Neeleman define Salt Lake City como sede para sua nova companhia aérea

Foto - TAP/Divulgação

Salt Lake City (EUA) será a sede corporativa da Breeze Aviation, o nome da mais recente companhia aérea de David Neeleman.

De acordo com o Gabinete de Desenvolvimento Econômico (GOED) do governador de Utah, Salt Lake será a sede corporativa da Breeze Aviation com planos de criar 369 empregos na cidade nos próximos cinco anos.

“A operação da sede da Breeze Aviation será uma adição bem-vinda à crescente indústria aeroespacial de Utah. Estamos entusiasmados por fazer parceria com uma equipe experiente com um histórico tão notável”, disse Val Hale, diretor executivo do GOED.

Uma fonte declarou para a CNN Traveler que a Breeze é o nome da holding da nova companhia aérea, que Neeleman lista como Moxy Airways. A fonte da CNN Traveler também observou que não está claro se o nome Breeze continuará, e o GOED também diz que a Breeze planeja “revelar uma transportadora de baixo custo ainda não identificada no próximo ano”.

Ainda não há uma confirmação se Salt Lake City será hub da companhia aérea, porém o local pode abrir as instalações da sede da companhia, assim como no Brasil a Azul utiliza Campinas como Hub principal, e mantém sua sede em Barueri, uma cidade localizada nas proximidades.

A seleção de Salt Lake City como a nova sede faz sentido por outras razões. Neeleman foi criado em Utah e sua família tem raízes lá. Além disso, o site Skift também relata que os sucessores de Neeleman na JetBlue se queixaram do alto custo de uma sede em Nova York.

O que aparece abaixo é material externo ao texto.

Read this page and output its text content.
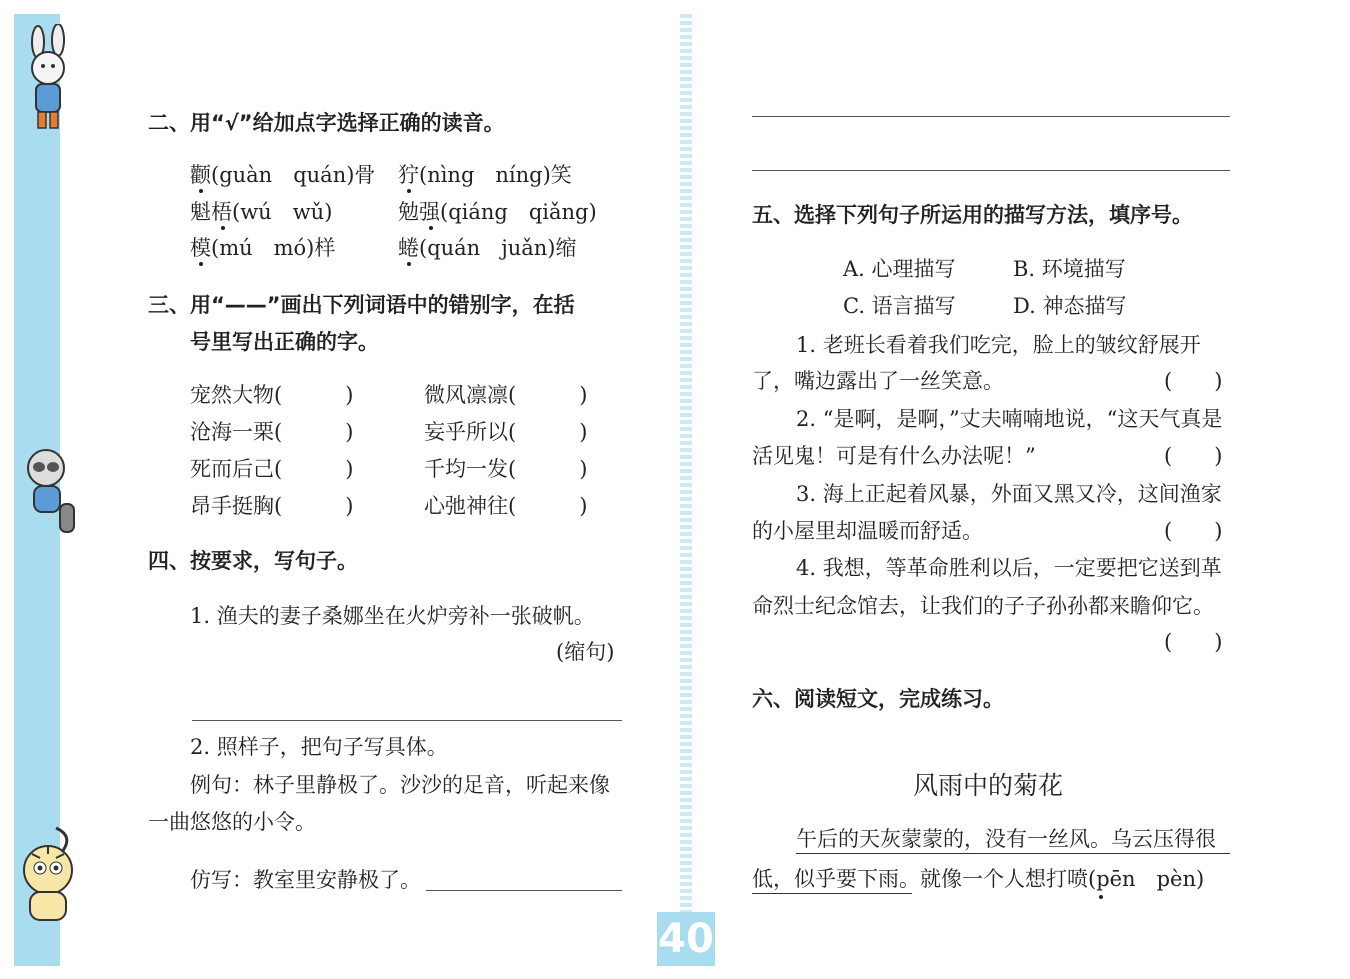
40
二、用“√”给加点字选择正确的读音。
颧(guàn　quán)骨 狞(nìng　níng)笑
魁梧(wú　wǔ)	勉强(qiáng　qiǎng)
模(mú　mó)样	蜷(quán　juǎn)缩
三、用“——”画出下列词语中的错别字，在括
号里写出正确的字。
宠然大物(　　　)	微风凛凛(　　　)
沧海一栗(　　　)	妄乎所以(　　　)
死而后己(　　　)	千均一发(　　　)
昂手挺胸(　　　)	心弛神往(　　　)
四、按要求，写句子。
1. 渔夫的妻子桑娜坐在火炉旁补一张破帆。
(缩句)
2. 照样子，把句子写具体。
例句：林子里静极了。沙沙的足音，听起来像
一曲悠悠的小令。
仿写：教室里安静极了。
五、选择下列句子所运用的描写方法，填序号。
A. 心理描写	B. 环境描写
C. 语言描写	D. 神态描写
1. 老班长看着我们吃完，脸上的皱纹舒展开
了，嘴边露出了一丝笑意。	(　　)
2. “是啊，是啊，”丈夫喃喃地说，“这天气真是
活见鬼！可是有什么办法呢！”	(　　)
3. 海上正起着风暴，外面又黑又冷，这间渔家
的小屋里却温暖而舒适。	(　　)
4. 我想，等革命胜利以后，一定要把它送到革
命烈士纪念馆去，让我们的子子孙孙都来瞻仰它。
(　　)
六、阅读短文，完成练习。
风雨中的菊花
午后的天灰蒙蒙的，没有一丝风。乌云压得很
低，似乎要下雨。就像一个人想打喷(pēn　pèn)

Salt Lake não teria o mesmo problema.

No entanto, foi apontado que há menos executivos com experiência em operações aéreas em Salt Lake. Portanto, espera-se que a Breeze Aviation mantenha uma base da Costa Leste para sua equipe operacional.


 

A nova companhia de Neeleman

A Moxy Airways, nome planejado para a nova companhia, deverá contratar seus primeiros funcionários em 2020, e iniciar as operações em 2021.

A companhia já encomendou seus primeiros aviões, do modelo A220, mas também declara que pode utilizar os aviões de David Neeleman, que estão na frota da Azul Linhas Aéreas, para iniciar as operações o quanto antes. Esses aviões já foram, ou serão, aposentados pela Azul.

Rotas

O foco da Moxy Airways será em rota com demanda mas pouca oferta, notavelmente as que ligam cidades do interior aos grandes centros, portanto, podemos esperar vários voos longos e curtos, para adaptar a malha a esse estilo de operação.

Por enquanto Neeleman não quer revelar mais sobre as rotas atendidas pela companhia em um futuro próximo, talvez esse seja um plano para evitar concorrência.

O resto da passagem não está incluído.